Most of us have heard of the famous Schrödinger's Cat thought experiment. As it turns out, there's a variant, and it involves an irresponsible friend, a possibly dead cat, and an even weirder configuration of quantum mechanics.
Schrödinger's Cat is possibly the world's most famous animal. It figured prominently in the rather sarcastic thought experiment that Erwin Schrödinger devised in 1935, and has been making headlines and tucked into references ever since. Schrödinger used the cat to explain what was strange, and possibly ridiculous, about quantum mechanics.

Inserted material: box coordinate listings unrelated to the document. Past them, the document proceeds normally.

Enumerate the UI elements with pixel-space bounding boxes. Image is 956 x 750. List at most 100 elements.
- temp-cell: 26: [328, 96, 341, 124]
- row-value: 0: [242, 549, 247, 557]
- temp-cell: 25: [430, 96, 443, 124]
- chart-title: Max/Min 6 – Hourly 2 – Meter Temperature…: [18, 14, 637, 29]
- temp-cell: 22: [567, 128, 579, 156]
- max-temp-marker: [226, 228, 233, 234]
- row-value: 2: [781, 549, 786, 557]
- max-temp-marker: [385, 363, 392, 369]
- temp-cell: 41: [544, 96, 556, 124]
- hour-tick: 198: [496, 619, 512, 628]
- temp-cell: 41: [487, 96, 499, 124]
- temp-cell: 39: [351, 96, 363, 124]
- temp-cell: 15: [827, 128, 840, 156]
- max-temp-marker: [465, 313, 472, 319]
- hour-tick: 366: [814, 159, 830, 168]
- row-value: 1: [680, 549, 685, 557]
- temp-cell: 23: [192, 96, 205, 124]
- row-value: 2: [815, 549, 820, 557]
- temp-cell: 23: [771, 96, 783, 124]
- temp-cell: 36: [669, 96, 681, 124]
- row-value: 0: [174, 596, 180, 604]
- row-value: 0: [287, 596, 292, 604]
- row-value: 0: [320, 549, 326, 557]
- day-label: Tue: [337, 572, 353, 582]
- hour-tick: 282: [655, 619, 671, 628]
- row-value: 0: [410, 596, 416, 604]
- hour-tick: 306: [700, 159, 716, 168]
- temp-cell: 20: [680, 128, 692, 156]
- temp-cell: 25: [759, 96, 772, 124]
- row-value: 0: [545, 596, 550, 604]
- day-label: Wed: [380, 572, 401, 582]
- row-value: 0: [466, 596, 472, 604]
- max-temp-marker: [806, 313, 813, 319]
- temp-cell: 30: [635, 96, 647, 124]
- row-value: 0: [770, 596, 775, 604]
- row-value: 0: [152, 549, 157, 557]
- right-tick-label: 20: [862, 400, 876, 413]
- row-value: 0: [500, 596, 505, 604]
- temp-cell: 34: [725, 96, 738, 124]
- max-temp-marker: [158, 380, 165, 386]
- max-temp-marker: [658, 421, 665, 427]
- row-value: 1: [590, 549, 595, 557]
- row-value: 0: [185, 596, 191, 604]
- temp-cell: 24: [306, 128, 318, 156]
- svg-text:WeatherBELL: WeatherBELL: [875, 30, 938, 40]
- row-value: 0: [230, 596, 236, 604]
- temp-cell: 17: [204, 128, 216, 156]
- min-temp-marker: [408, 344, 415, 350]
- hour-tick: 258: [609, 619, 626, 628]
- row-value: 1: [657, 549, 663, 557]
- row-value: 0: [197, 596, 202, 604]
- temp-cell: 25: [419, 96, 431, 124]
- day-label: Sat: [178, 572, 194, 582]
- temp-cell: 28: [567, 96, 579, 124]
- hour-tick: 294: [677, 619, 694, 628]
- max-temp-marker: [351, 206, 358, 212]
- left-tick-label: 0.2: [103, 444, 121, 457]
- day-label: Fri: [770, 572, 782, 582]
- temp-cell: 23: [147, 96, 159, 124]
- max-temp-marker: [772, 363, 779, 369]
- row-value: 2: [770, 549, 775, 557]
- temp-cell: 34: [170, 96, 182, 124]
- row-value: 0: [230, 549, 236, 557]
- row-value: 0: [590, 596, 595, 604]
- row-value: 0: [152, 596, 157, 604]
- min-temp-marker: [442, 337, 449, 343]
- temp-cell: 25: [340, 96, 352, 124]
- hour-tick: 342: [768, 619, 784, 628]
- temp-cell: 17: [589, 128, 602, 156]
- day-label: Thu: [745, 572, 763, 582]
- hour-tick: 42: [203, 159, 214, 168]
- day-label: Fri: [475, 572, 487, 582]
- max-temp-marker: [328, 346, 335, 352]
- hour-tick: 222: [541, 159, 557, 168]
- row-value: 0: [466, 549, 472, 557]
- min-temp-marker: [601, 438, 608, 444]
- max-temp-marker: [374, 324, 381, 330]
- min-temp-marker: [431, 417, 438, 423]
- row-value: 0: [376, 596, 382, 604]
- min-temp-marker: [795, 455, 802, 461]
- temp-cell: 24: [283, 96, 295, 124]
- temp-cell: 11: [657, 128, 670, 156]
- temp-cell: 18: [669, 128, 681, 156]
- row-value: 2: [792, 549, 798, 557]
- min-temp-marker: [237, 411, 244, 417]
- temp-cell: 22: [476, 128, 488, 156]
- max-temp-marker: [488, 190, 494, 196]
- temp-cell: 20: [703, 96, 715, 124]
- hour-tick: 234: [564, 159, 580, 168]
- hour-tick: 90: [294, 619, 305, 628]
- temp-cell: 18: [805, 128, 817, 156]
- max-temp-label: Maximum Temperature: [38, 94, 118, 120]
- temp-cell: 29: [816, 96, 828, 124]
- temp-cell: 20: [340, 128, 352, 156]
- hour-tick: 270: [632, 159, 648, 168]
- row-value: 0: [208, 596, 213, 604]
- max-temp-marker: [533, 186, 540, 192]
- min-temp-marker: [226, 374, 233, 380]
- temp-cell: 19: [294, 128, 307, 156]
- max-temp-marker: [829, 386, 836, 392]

The experiment is infamous. Lock a cat up in a box with a lump of radioactive material. The radioactive material is of a quantity and kind that, in the next hour, a single atom of it could decay. However, it's equally probably that the atom won't decay. It's a fifty-fifty shot, and that means a lot for the cat, because if the atom decays it will trigger the opening of a vial of poison gas. Different probable quantum states which are unmeasured have to be treated as both existing at the same time. Schrödinger stretched out the quantum state to include the entire system inside the box. So after an hour the atom has both decayed and not, the poison gas has both been released and not, and the cat is both alive and dead. It's only when you open the box that the wave function collapses and the cat lives or dies.
Eugene Wigner, a Nobel Prize winner who studied elementary particles and their behavior, laughed in the face of Schrödinger's conservatism. Why, he reasoned, would you apply that reasoning only to the cat? The idea could be stretched further. The entire Schrödinger's cat set-up could be repeated, except Wigner would leave the lab, and put his friend in charge of running the experiment. Wigner knows that his friend will be saddened if the cat dies. He knows his friend will be happy if the cat lives. These are certainties. Therefore, for Wigner, there is an extension of the superposition of states. Until he returns to the lab, one could argue that there is simultaneously a Dead Cat And Sad Friend state and a Live Cat And Happy Friend state. Once he checks on it, one of these possible states becomes reality.
But maybe we could go even further. I submit this idea to you. What if that friend was feeling ambivalent about the cat? What if, when he opened the box and saw the cat dead, he could either think, "I really liked that cat," or "It's kind of a relief that I won't have to take care of that stupid cat anymore." Alternately, if he opened the box and saw the living cat he could think, "Yay," or "Damn it." Could these be a superposition of states, and if so, can quantum mechanics determine how you felt about your cat?